Greek music: the popular music
Popular music , laiko traghoudhi , refers to all urban creations after the War of Independence in 1821. In a narrower sense, the term can also refer to the form of rebetiko popularized in the 1950s or all modern Greek music ” pop ” (a term used especially by record stores and the music industry).
Nissiotika is influenced by songs from the Aegean islands (Cyclades, Sporades, Dodecanese, Gulf of Mexico). Western rhythms play an important role [ref necessary], as well as violin and laouto.
In the Ionian Islands they developed their own style under the influence of the more pronounced Italian.
The music is either diatonic or chromatic, monophonic and modal, and played on a natural rather than a temperate scale, except in Epirus and Carpathos. Dromoi , used for example in Rebetiko and some of its derivatives, are modes designed in Turkish, such as Hijazu, Hijazkiar, Houseini, Huzam, Kartzigar, Kurdî, Neveseri, Nihavent, Aten, Rast, Sabah Segah, Susinak, Tabahaniotikos, Tsiganikos, Usak, etc.
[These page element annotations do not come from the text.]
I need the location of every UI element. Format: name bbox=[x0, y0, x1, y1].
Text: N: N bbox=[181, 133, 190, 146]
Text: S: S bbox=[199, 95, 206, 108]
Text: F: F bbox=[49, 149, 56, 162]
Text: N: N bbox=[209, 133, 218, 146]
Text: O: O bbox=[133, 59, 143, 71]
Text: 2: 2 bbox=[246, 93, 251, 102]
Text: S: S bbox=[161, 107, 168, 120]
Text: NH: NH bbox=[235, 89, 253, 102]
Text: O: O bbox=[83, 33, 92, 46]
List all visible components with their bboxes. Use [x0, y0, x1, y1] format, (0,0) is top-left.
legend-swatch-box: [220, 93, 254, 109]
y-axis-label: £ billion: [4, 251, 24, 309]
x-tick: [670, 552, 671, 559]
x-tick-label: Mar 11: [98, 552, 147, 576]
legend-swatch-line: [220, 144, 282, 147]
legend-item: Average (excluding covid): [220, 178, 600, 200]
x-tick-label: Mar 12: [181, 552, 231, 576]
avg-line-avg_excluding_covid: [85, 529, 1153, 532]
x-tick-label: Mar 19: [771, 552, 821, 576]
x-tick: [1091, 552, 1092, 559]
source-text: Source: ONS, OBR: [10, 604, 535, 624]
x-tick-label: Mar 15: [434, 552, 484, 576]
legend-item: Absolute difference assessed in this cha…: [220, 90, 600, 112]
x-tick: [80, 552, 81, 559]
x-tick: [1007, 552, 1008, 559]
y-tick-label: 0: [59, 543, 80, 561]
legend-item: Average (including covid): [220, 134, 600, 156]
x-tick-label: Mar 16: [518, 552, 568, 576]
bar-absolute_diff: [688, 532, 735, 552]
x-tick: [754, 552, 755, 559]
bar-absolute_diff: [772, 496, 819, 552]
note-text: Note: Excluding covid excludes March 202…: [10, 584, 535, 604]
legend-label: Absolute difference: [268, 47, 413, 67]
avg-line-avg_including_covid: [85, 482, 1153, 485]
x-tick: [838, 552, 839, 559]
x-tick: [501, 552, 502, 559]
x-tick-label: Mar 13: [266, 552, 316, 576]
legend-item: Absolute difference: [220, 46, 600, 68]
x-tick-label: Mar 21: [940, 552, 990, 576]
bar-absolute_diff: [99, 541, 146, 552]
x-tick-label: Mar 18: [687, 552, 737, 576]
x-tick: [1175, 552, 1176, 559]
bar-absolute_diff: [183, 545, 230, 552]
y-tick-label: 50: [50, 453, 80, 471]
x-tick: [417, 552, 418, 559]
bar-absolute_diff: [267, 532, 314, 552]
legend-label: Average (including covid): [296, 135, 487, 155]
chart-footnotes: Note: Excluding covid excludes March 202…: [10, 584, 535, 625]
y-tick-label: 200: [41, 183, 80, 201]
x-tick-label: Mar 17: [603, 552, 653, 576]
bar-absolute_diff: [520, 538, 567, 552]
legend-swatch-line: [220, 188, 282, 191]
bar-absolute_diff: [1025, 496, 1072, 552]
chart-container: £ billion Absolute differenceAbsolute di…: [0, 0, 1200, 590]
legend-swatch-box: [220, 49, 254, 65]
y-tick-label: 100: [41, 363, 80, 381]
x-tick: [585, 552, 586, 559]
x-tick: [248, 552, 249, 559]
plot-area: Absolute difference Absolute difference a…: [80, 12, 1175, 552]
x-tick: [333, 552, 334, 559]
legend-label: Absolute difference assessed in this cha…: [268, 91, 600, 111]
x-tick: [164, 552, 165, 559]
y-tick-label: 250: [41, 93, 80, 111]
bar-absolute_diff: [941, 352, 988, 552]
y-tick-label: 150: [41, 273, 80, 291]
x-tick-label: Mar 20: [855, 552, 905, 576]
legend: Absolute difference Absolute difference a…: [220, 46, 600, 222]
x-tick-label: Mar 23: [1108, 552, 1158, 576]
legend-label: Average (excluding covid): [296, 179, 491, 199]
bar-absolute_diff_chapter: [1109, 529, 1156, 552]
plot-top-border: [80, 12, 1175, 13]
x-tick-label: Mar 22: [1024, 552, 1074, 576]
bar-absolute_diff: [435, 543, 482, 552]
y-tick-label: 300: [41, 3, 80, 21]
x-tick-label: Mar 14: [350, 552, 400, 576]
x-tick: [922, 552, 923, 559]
Greek music is almost inseparable from many dance styles: sirtaki , kalamatianos , pentozali , tsamikos , zeimbekiko , daczy , soustas … Other instrumental styles are: pidichtá kastriná , taximia , kathistiká .
Many musicians are self-taught and lutenists. They often play in complementary pairs (ziyia), depending on the instrument: lyre and dacares, violi and laouto, zourna and daouli.